The event was held in Madrid, where new regulations were introduced in March of this year to address high levels of air pollution in the capital.

Jean-Pierre Diernaz, Director of Electric Vehicles at Nissan in Europe, and Marco Toro, Executive Managing Director at Nissan Iberia, SA, stressed the importance of greater collaboration between public and private enterprise so that the infrastructure to support zero emission vehicles is improved.

“Fluctuations in sales of electric vehicles demonstrate the impact that government subsidies can have on the introduction of e-mobility in Spain. The real solution is for government and private enterprise to work together to consider both cost of ownership and range anxiety.

“Successful markets like Norway and the UK have taken a holistic approach, offering purchase subsidies but also investing in public charging infrastructure,” Diernaz commented.

In Spain, there are over 1,200 public charge points servicing electric vehicle customers, and that number is expected to rise in 2015. However, in leading markets like the UK (6,500) and Norway (4,100), there are up to four times as many publically available chargers.

Leader and market expert in EV, Nissan reported a 77% increase in sales of its popular Nissan LEAF last year.
Toro added: “Based on the infrastructure available in best-selling markets, it’s clear that electric vehicle drivers will need access to as many as 3,500 additional chargers by 2020, if we’re to replicate the success of more mature EV markets.

“To improve air quality and to respond to the environmental problems that big Spanish cities like Madrid face we need to increase the presence of cleaner modes of transportation. Electric vehicles make it possible to meet today’s high demand for mobility whilst also caring for our surroundings and the environment.”

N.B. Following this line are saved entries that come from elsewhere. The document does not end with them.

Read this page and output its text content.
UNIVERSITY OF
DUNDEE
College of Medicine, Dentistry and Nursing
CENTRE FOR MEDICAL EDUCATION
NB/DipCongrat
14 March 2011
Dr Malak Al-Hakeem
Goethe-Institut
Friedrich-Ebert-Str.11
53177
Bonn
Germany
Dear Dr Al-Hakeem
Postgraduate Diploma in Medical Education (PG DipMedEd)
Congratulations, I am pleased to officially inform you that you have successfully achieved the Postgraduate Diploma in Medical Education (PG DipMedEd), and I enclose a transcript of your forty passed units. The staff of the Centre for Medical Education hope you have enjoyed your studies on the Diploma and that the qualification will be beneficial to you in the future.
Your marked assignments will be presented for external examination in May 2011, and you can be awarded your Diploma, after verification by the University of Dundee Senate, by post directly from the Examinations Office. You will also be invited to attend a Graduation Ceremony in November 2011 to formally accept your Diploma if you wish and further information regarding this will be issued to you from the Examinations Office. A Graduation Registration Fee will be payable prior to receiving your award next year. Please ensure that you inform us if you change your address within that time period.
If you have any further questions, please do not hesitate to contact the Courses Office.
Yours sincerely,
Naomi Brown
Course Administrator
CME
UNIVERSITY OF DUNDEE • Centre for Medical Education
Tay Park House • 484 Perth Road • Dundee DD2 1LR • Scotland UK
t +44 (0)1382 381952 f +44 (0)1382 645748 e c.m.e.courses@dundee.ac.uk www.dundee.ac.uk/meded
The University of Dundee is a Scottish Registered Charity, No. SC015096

The comments come as ANFAC (Asociación Española de Fabricantes de Automóviles Turismos y Camiones) announces an 18.5% increase in new car sales across the region. The rise represents the first significant growth the industry has recorded since 2010, and with improving economic conditions, Nissan feels the time is right to seek greater investment in infrastructure.

“We have seen a significant increase in new car sales in the past twelve months, owing to low emission vehicle schemes like the Plan PIVE (Programa de Incentivos al Vehículo Eficiente) grant and Plan MOVELE (Proyectos de Movilidad Eléctrica). However, it is critical that Spain continues to invest in its network of public charge points to encourage customers to make the switch,” explained Toro.

“Countries like Norway and the UK, have enjoyed periods of intense growth over the past 24 months, and now is the time to invest in Spain – securing extended incentives schemes, benefits for users and establishing a robust network of charge points.”

Attendees at the Nissan Sustainable Mobility Forum included representatives from the Department of Industry and Small and Medium Enterprises, the Regional Department of the Environment in Madrid, and the Environment, Sustainability and Mobility Department at Madrid City Council.

Also present were representatives from ANFAC and AEDIVE (Asociación Empresarial para el Desarrollo e Impulso del Vehículo Eléctrico), as well as big business, with the likes of Urbaser, Endesa and IBIL lending their weight.

Earlier this year, Nissan and Endesa, an Enel Group subsidiary, signed a ground-breaking agreement that paves the way for a mass-market vehicle-to-grid (V2G) system. The two companies have agreed to collaborate to introduce V2G services into the European market. Testing of the new equipment is scheduled for autumn 2015.

Partnerships between the public and private sectors and between companies are essential for the mass adoption of electric vehicles. For more than three years, Nissan has been instrumental in establishing partnerships with local government and corporate customers to present the advantages of Zero Emission electric mobility.

In 2010, the introduction of the Nissan LEAF – the first mass-market, 100% electric vehicle launched globally – revolutionised the motoring world. This year, the Nissan LEAF has been joined by an unprecedented number of new entrants into the EV market and has emerged as the leader on a global, US and European basis. It remains the best-selling EV in history, commanding a 25% share of today’s zero-emission vehicle segment.